Could Burnaby schools soon have washrooms marked "xe" to accommodate transgender students?
Burnaby school district plans to take a closer look at the policy just adopted by Vancouver School Board to support such students.
School trustee Gary Wong said he couldn't speak for the rest of the district's LGBTQ committee, which he chairs.
However, "I would think that we would possibly want to have a look at that. There are a number of initiatives we're working on right now. The current labour dispute puts us in a holding pattern somewhat."
The policy sets out how the VSB can improve inclusivity for students who identify as gender-variant or transgender. It was part of a set of amendments to a policy on sexual orientation and gender identity that Vancouver first adopted in 2004. Xe, xem, and xyr are pronouns are now included in the policy as alternatives to he/she, him/her and his/hers.
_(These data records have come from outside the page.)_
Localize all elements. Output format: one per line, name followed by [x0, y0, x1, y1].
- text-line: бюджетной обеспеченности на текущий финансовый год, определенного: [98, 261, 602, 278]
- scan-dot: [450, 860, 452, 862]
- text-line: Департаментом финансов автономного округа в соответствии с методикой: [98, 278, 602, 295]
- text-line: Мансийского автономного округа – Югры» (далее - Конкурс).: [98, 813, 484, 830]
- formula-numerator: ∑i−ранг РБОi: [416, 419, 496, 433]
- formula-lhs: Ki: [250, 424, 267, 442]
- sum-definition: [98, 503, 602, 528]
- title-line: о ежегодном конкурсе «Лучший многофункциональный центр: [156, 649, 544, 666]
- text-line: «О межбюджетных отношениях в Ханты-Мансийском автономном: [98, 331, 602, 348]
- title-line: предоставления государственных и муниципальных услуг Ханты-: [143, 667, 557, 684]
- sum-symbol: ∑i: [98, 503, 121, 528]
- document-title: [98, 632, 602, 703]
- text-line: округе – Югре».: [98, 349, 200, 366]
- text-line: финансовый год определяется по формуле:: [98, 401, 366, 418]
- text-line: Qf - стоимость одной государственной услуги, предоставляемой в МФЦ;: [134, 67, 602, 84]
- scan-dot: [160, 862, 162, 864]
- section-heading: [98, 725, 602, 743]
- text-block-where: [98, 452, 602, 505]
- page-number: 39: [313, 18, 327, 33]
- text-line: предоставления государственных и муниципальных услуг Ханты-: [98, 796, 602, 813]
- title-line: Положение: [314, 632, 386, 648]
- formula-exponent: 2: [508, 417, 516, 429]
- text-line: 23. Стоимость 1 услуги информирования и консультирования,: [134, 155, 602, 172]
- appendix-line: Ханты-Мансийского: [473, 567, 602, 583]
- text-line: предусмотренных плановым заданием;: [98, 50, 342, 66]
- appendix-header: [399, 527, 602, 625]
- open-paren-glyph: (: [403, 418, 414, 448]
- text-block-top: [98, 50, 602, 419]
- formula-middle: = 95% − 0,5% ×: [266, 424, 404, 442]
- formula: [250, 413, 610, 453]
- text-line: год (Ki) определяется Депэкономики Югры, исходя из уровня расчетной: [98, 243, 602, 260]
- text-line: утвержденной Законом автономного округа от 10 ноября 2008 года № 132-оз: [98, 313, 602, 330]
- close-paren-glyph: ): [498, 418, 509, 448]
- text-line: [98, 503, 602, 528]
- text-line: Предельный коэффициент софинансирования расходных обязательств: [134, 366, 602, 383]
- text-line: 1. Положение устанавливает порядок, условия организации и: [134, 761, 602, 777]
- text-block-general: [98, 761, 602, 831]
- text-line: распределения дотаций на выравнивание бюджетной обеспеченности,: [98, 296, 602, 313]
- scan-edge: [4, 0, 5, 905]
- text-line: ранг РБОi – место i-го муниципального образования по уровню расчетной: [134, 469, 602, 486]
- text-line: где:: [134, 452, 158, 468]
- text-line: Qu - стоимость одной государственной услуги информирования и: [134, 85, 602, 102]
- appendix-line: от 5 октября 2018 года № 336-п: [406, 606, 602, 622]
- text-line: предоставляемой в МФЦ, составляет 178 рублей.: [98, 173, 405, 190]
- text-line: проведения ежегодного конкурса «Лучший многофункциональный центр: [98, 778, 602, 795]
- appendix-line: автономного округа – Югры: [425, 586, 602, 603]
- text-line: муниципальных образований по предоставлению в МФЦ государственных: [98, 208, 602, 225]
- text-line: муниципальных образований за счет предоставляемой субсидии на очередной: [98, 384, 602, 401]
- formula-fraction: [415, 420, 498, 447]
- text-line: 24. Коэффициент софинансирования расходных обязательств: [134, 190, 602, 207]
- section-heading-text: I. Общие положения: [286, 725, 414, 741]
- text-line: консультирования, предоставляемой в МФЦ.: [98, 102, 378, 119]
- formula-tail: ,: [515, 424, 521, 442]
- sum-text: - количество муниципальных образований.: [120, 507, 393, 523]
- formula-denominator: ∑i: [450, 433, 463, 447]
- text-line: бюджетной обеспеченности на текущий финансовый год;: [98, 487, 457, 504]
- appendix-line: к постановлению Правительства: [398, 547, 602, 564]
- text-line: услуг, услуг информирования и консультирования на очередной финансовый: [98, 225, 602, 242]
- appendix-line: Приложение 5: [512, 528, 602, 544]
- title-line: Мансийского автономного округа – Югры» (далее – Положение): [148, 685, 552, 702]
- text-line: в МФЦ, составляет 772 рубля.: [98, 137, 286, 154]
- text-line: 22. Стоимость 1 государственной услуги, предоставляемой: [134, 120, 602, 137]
Much of the changes appeared to be "housekeeping" ones with some seeing the VSB adopting language similar to that used by Burnaby in its anti-homophobia Policy 5.45, itself a source of controversy, said Wong.
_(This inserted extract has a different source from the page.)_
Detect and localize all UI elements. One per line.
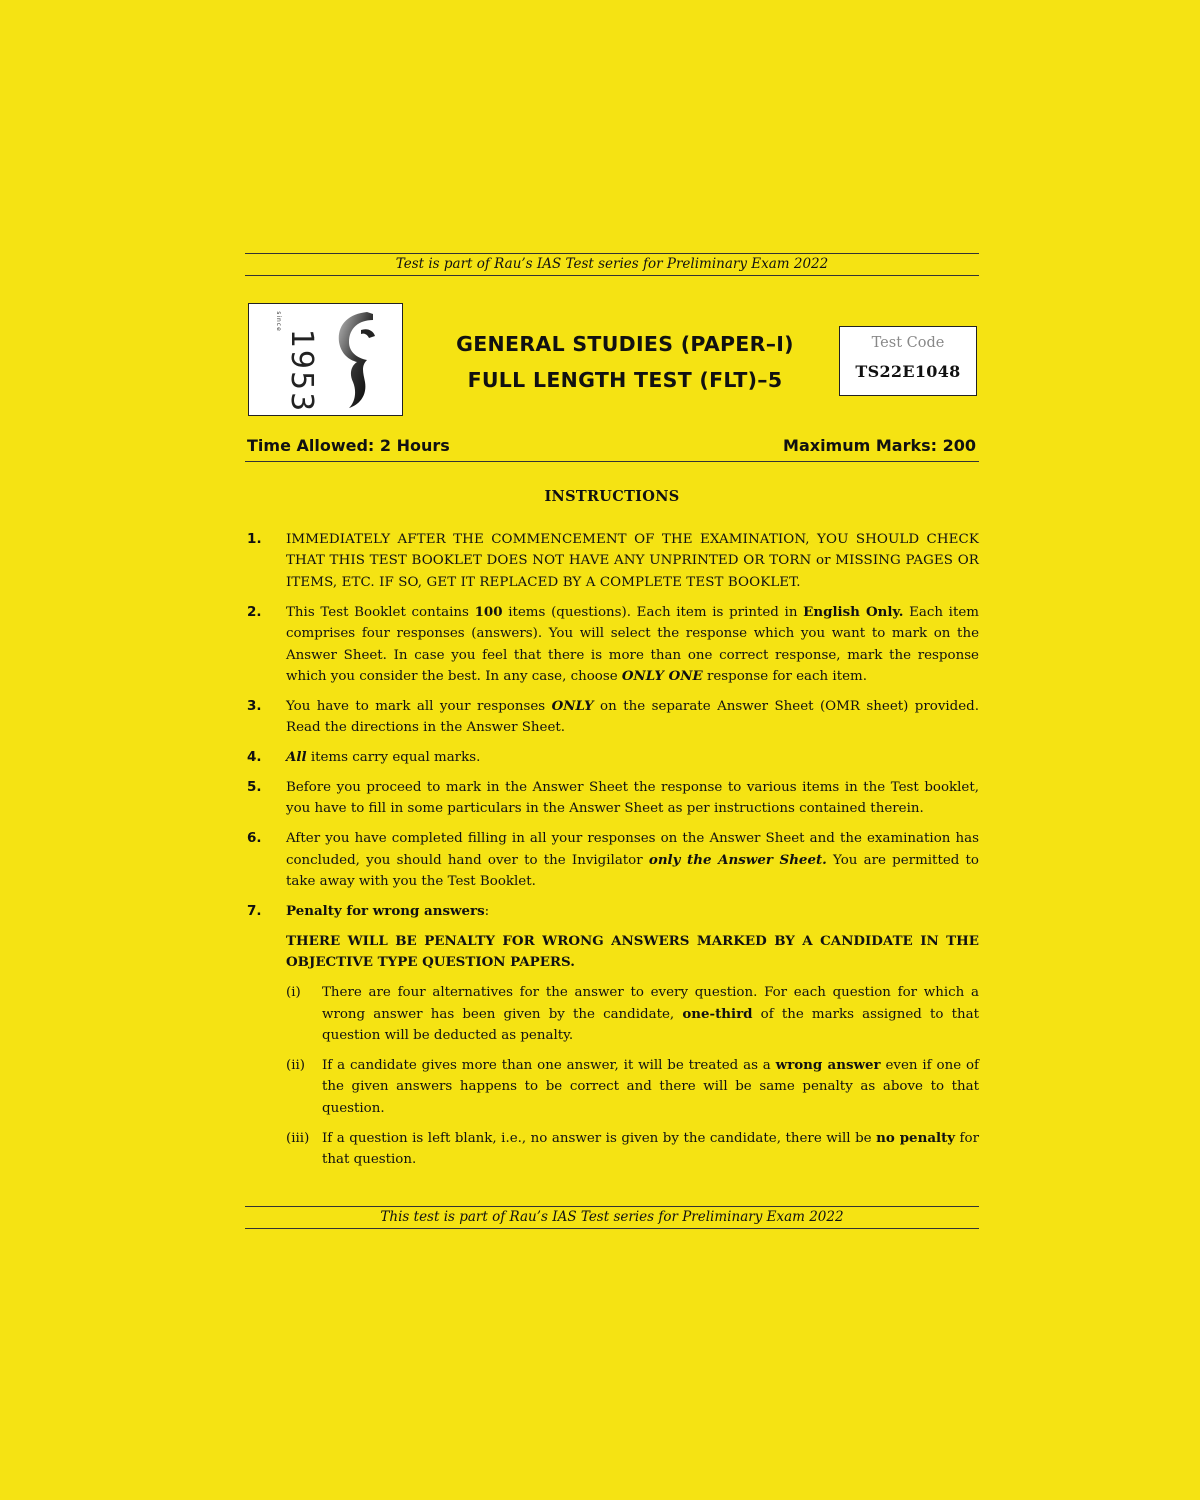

The aspect that got perhaps the most headlines was that transgender students be allowed to use the washrooms of their choice, and that gender-neutral, single-stall washrooms be offered in schools.
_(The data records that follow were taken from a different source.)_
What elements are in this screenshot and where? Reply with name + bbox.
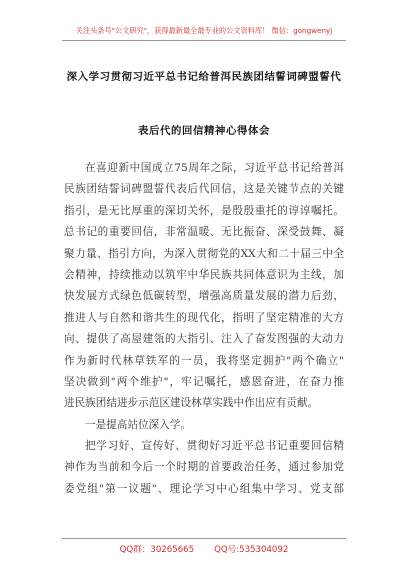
footer-divider (62, 538, 346, 539)
body-line: 委党组"第一议题"、理论学习中心组集中学习、党支部 (64, 482, 344, 495)
body-line: 聚力量、指引方向，为深入贯彻党的XX大和二十届三中全 (64, 247, 344, 260)
body-line: 把学习好、宣传好、贯彻好习近平总书记重要回信精 (85, 440, 344, 453)
document-title-line-1: 深入学习贯彻习近平总书记给普洱民族团结誓词碑盟誓代 (66, 71, 342, 83)
body-line: 向、提供了高屋建瓴的大指引、注入了奋发图强的大动力 (64, 333, 344, 346)
body-line: 进民族团结进步示范区建设林草实践中作出应有贡献。 (64, 397, 319, 410)
body-line: 指引，是无比厚重的深切关怀，是殷殷重托的谆谆嘱托。 (64, 204, 344, 217)
body-line: 快发展方式绿色低碳转型，增强高质量发展的潜力后劲， (64, 290, 344, 303)
body-line: 总书记的重要回信，非常温暖、无比振奋、深受鼓舞、凝 (64, 226, 344, 239)
footer-contact (0, 543, 408, 555)
footer-qq-number: QQ号:535304092 (214, 545, 289, 555)
body-line: 推进人与自然和谐共生的现代化，指明了坚定精准的大方 (64, 311, 344, 324)
body-line: 一是提高站位深入学。 (85, 418, 191, 431)
body-line: 神作为当前和今后一个时期的首要政治任务，通过参加党 (64, 461, 344, 474)
body-line: 民族团结誓词碑盟誓代表后代回信，这是关键节点的关键 (64, 183, 344, 196)
document-body (64, 158, 344, 500)
footer-qq-group: QQ群：30265665 (119, 545, 195, 555)
header-note: 关注头条号"公文研究"，获得最新最全最专业的公文资料库！ 微信：gongwenyj (75, 26, 333, 35)
body-line: 会精神，持续推动以筑牢中华民族共同体意识为主线，加 (64, 268, 344, 281)
body-line: 作为新时代林草铁军的一员，我将坚定拥护"两个确立" (64, 354, 344, 367)
header-divider (62, 40, 346, 41)
document-title-line-2: 表后代的回信精神心得体会 (138, 125, 270, 137)
body-line: 在喜迎新中国成立75周年之际，习近平总书记给普洱 (85, 162, 344, 174)
body-line: 坚决做到"两个维护"，牢记嘱托，感恩奋进，在奋力推 (64, 375, 344, 388)
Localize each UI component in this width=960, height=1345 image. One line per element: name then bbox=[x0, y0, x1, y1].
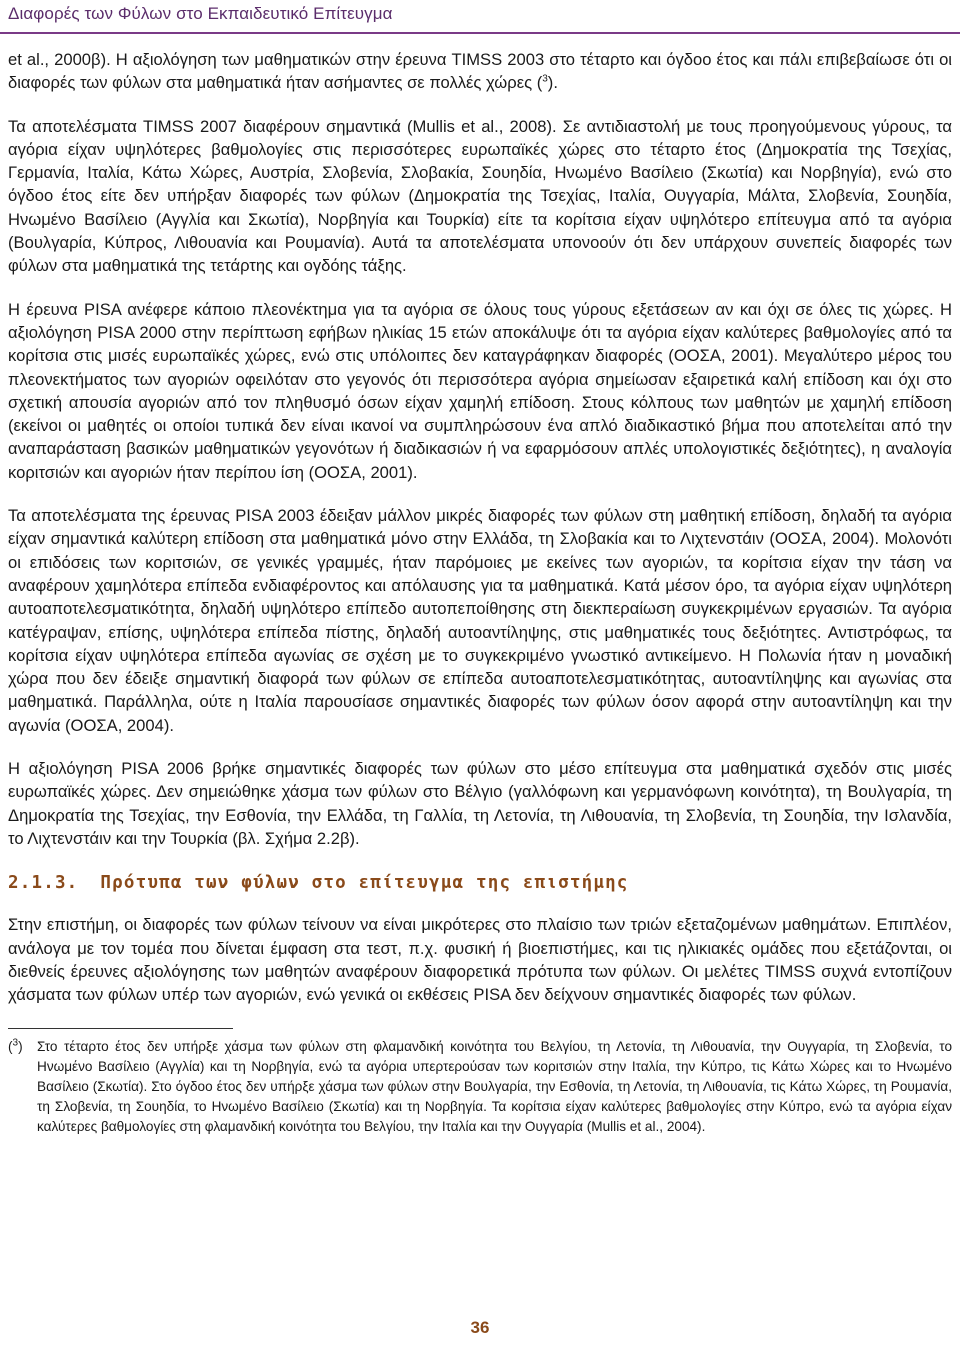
paragraph-1 bbox=[8, 48, 952, 95]
section-title: Πρότυπα των φύλων στο επίτευγμα της επιστήμης bbox=[100, 873, 629, 894]
paragraph-2: Τα αποτελέσματα TIMSS 2007 διαφέρουν σημαντικά (Mullis et al., 2008). Σε αντιδιαστολή με τους προηγούμενους γύρους, τα αγόρια είχαν υψηλότερες βαθμολογίες στις περισσότερες ευρωπαϊκές χώρες στο τέταρτο έτος (Δημοκρατία της Τσεχίας, Γερμανία, Ιταλία, Κάτω Χώρες, Αυστρία, Σλοβενία, Σλοβακία, Σουηδία, Ηνωμένο Βασίλειο (Σκωτία) και Νορβηγία), ενώ στο όγδοο έτος είτε δεν υπήρξαν διαφορές των φύλων (Δημοκρατία της Τσεχίας, Ιταλία, Ουγγαρία, Μάλτα, Σλοβενία, Σουηδία, Ηνωμένο Βασίλειο (Αγγλία και Σκωτία), Νορβηγία και Τουρκία) είτε τα κορίτσια είχαν υψηλότερο επίτευγμα από τα αγόρια (Βουλγαρία, Κύπρος, Λιθουανία και Ρουμανία). Αυτά τα αποτελέσματα υπονοούν ότι δεν υπάρχουν συνεπείς διαφορές των φύλων στα μαθηματικά της τετάρτης και ογδόης τάξης. bbox=[8, 116, 952, 276]
footnote-open: ( bbox=[8, 1039, 13, 1055]
section-heading bbox=[8, 873, 952, 893]
header-rule bbox=[0, 32, 960, 34]
footnote-3 bbox=[8, 1037, 952, 1136]
page-content bbox=[8, 48, 952, 1136]
footnote-number: 3 bbox=[12, 1037, 19, 1049]
footnote-ref-3[interactable]: 3 bbox=[542, 73, 548, 85]
page-number: 36 bbox=[470, 1318, 490, 1337]
footnote-mark bbox=[8, 1037, 23, 1057]
section-number: 2.1.3. bbox=[8, 873, 79, 894]
running-header: Διαφορές των Φύλων στο Εκπαιδευτικό Επίτευγμα bbox=[8, 4, 393, 23]
paragraph-1-text: et al., 2000β). Η αξιολόγηση των μαθηματικών στην έρευνα TIMSS 2003 στο τέταρτο και όγδοο έτος και πάλι επιβεβαίωσε ότι οι διαφορές των φύλων στα μαθηματικά ήταν ασήμαντες σε πολλές χώρες ( bbox=[8, 50, 952, 93]
footnote-rule bbox=[8, 1028, 233, 1029]
paragraph-3: Η έρευνα PISA ανέφερε κάποιο πλεονέκτημα για τα αγόρια σε όλους τους γύρους εξετάσεων αν και όχι σε όλες τις χώρες. Η αξιολόγηση PISA 2000 στην περίπτωση εφήβων ηλικίας 15 ετών αποκάλυψε ότι τα αγόρια είχαν καλύτερες βαθμολογίες από τα κορίτσια στις μισές ευρωπαϊκές χώρες, ενώ στις υπόλοιπες δεν καταγράφηκαν διαφορές (ΟΟΣΑ, 2001). Μεγαλύτερο μέρος του πλεονεκτήματος των αγοριών οφειλόταν στο γεγονός ότι περισσότερα αγόρια σημείωσαν εξαιρετικά καλή επίδοση και όχι στο σχετική απουσία αγοριών από τον πληθυσμό όσων είχαν χαμηλή επίδοση. Στους κόλπους των μαθητών με χαμηλή επίδοση (εκείνοι οι μαθητές οι οποίοι τυπικά δεν είναι ικανοί να συμπληρώσουν ένα απλό διαδικαστικό βήμα που αποτελείται από την αναπαράσταση βασικών μαθηματικών γεγονότων ή διαδικασιών ή να εφαρμόσουν απλές υπολογιστικές δεξιότητες), η αναλογία κοριτσιών και αγοριών ήταν περίπου ίση (ΟΟΣΑ, 2001). bbox=[8, 299, 952, 482]
section-paragraph: Στην επιστήμη, οι διαφορές των φύλων τείνουν να είναι μικρότερες στο πλαίσιο των τριών εξεταζομένων μαθημάτων. Επιπλέον, ανάλογα με τον τομέα που δίνεται έμφαση στα τεστ, π.χ. φυσική ή βιοεπιστήμες, και τις ηλικιακές ομάδες που εξετάζονται, οι διεθνείς έρευνες αξιολόγησης των μαθητών αναφέρουν διαφορετικά πρότυπα των φύλων. Οι μελέτες TIMSS συχνά εντοπίζουν χάσματα των φύλων υπέρ των αγοριών, ενώ γενικά οι εκθέσεις PISA δεν δείχνουν σημαντικές διαφορές των φύλων. bbox=[8, 915, 952, 1005]
footnote-close: ) bbox=[18, 1039, 23, 1055]
paragraph-1-end: ). bbox=[547, 73, 558, 93]
paragraph-5: Η αξιολόγηση PISA 2006 βρήκε σημαντικές διαφορές των φύλων στο μέσο επίτευγμα στα μαθηματικά σχεδόν στις μισές ευρωπαϊκές χώρες. Δεν σημειώθηκε χάσμα των φύλων στο Βέλγιο (γαλλόφωνη και γερμανόφωνη κοινότητα), τη Βουλγαρία, τη Δημοκρατία της Τσεχίας, την Εσθονία, την Ελλάδα, τη Γαλλία, τη Λετονία, τη Λιθουανία, τη Σλοβενία, τη Σουηδία, την Ισλανδία, το Λιχτενστάιν και την Τουρκία (βλ. Σχήμα 2.2β). bbox=[8, 759, 952, 848]
paragraph-4: Τα αποτελέσματα της έρευνας PISA 2003 έδειξαν μάλλον μικρές διαφορές των φύλων στη μαθητική επίδοση, δηλαδή τα αγόρια είχαν σημαντικά καλύτερη επίδοση στα μαθηματικά μόνο στην Ελλάδα, τη Σλοβακία και το Λιχτενστάιν (ΟΟΣΑ, 2004). Μολονότι οι επιδόσεις των κοριτσιών, σε γενικές γραμμές, ήταν παρόμοιες με εκείνες των αγοριών, τα κορίτσια είχαν την τάση να αναφέρουν χαμηλότερα επίπεδα ενδιαφέροντος και απόλαυσης για τα μαθηματικά. Κατά μέσον όρο, τα αγόρια είχαν υψηλότερη αυτοαποτελεσματικότητα, δηλαδή υψηλότερο επίπεδο αυτοπεποίθησης στη διεκπεραίωση συγκεκριμένων εργασιών. Τα αγόρια κατέγραψαν, επίσης, υψηλότερα επίπεδα πίστης, δηλαδή αυτοαντίληψης, στις μαθηματικές τους δεξιότητες. Αντιστρόφως, τα κορίτσια είχαν υψηλότερα επίπεδα αγωνίας σε σχέση με το συγκεκριμένο γνωστικό αντικείμενο. Η Πολωνία ήταν η μοναδική χώρα που δεν έδειξε σημαντική διαφορά των φύλων σε επίπεδα αυτοαποτελεσματικότητας, αυτοαντίληψης και αγωνίας στα μαθηματικά. Παράλληλα, ούτε η Ιταλία παρουσίασε σημαντικές διαφορές των φύλων όσον αφορά στην αυτοαντίληψη και την αγωνία (ΟΟΣΑ, 2004). bbox=[8, 506, 952, 735]
footnote-text: Στο τέταρτο έτος δεν υπήρξε χάσμα των φύλων στη φλαμανδική κοινότητα του Βελγίου, τη Λετονία, τη Λιθουανία, την Ουγγαρία, τη Σλοβενία, το Ηνωμένο Βασίλειο (Αγγλία) και τη Νορβηγία, ενώ τα αγόρια υπερτερούσαν των κοριτσιών στην Ιταλία, την Κύπρο, τις Κάτω Χώρες και το Ηνωμένο Βασίλειο (Σκωτία). Στο όγδοο έτος δεν υπήρξε χάσμα των φύλων στην Βουλγαρία, την Εσθονία, τη Λετονία, τη Λιθουανία, τις Κάτω Χώρες, τη Ρουμανία, τη Σλοβενία, τη Σουηδία, το Ηνωμένο Βασίλειο (Σκωτία) και τη Νορβηγία. Τα κορίτσια είχαν καλύτερες βαθμολογίες στην Κύπρο, ενώ τα αγόρια είχαν καλύτερες βαθμολογίες στη φλαμανδική κοινότητα του Βελγίου, την Ιταλία και την Ουγγαρία (Mullis et al., 2004). bbox=[37, 1039, 952, 1134]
"We deal with every individual on a case by case basis as it comes up," said Wong.
"Where a student would want to have a private, separate washroom, or whether they use a gender-neutral or whether they use the one that they identify with. I haven't heard specifically of a case where that's come up."
No related complaints or concerns have been brought to the attention of Burnaby district's LGBTQ committee, Wong said.
If the board decided to include such provisions he believes the students involved could be accommodated through existing facilities such as staff washrooms, if that's what they're comfortable with.
Vancouver is not the first to bring in such a policy. Toronto and Edmonton school districts already have similar provisions in place.
Ultimately, the policy will make schools safer for all students, said Sharalyn Jordan, an assistant professor of counselling psychology at Simon Fraser University's faculty of education.
For one thing, students will learn to respect gender and sexual diversity, Jordan said. She also cited a national study of Canadian schools that showed that not only are sexually-diverse students hurt by bullying but other students who witness it also feel distress.
As for the washroom aspect, Jordan said, "It's more than possible for people to use shared facilities in a respectful and safe way.
"I think the anxieties and fears are huge and the actual potential for risk or problem is miniscule. And schools, they handle far more challenging issues, to be honest."
As for Wong, he could empathize with the Vancouver school trustees who had to deal with outspoken opposition by some to its policy. Burnaby trustees went through much the same situation with Policy 5.45, aimed at combatting homophobia.
In Burnaby's case, much of the arguments were along the lines of LGBTQ students not needing special protection, that everyone should be treated equally, Wong said.
"And yet, you don't hear the same argument against our policy on racism," he said. "I wish it was the case that we don't need policies identifying it but if you look at the studies, you look at the teen suicide rates among that group, it paints a different picture."